Its easy to understand the problems with attribution. In the 1 book 1 author days it was easy - put the authors name on the cover. 50 years later, same book same solution.
However this does not work for collaboratively produced works and it is one of the most difficult issues for free culture going forward. Already in FLOSS Manuals we have books that have 8 pages of credits - each chapter individually referenced with the copyright and attribution data. Some chapters have 20 collaborators, all of which need to be listed. We solved the problem of generating these lists - we know who made what edits if they are done in Booki so we just automatically generate this list. However this is just the beginning and we are already asking ourselves - is 8 pages of credits really necessary?
The answer is that no it is not necessary. Attribution is not as important with collaboratively produced works as one might have suspected. Those involved in the process are not too worried about it - there is some kind of excitement generated by pushing your name forward as a protagonist at some key moment in the life of a book but this can happen in the text, as part of the books story, or in press releases, blog posts etc. We don't actually need attribution - the prominent foregrounding of all the names of the individuals involved in production. What we need is backgrounding of this information and the ability to know the history and lineage of a book.
We need standards to maintain history records for a books development and we also need this to be stored in publicly accessible repositories so we can check this information for interests sake or more meaningful use such as historical record, or research.
These records of book history could be also very necessary for verification of content. If for example we use open licenses or (one day) no copyright then how do we verify quotes (for example).

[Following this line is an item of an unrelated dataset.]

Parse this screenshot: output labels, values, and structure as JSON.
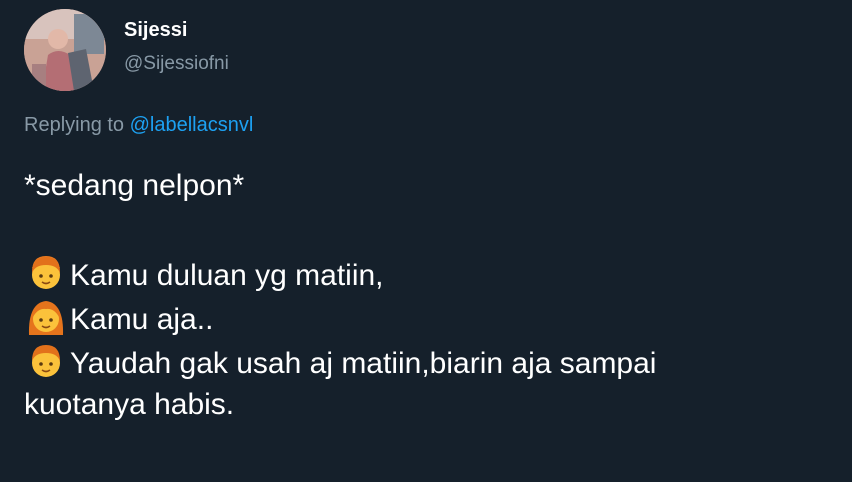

How do I know that this book which purports to be the thoughts of the author actually are the thoughts of the author and not some malicious edit mascaraing as such?
Currently in free software circles there are at least three major strategies for dealing with this kind of issue.
Libraries or public archives could play a very strong role here. Records of history would become very important in a federated or prolific free content environment not just for research but for providing public mechanisms and standards for the ongoing verification of sources.
Attribution is the star system of the single author single book publishing system. With the breakdown of the author attribution will out of necessity become a more transient commodity. Collating version and contribution history however might become a business model in itself.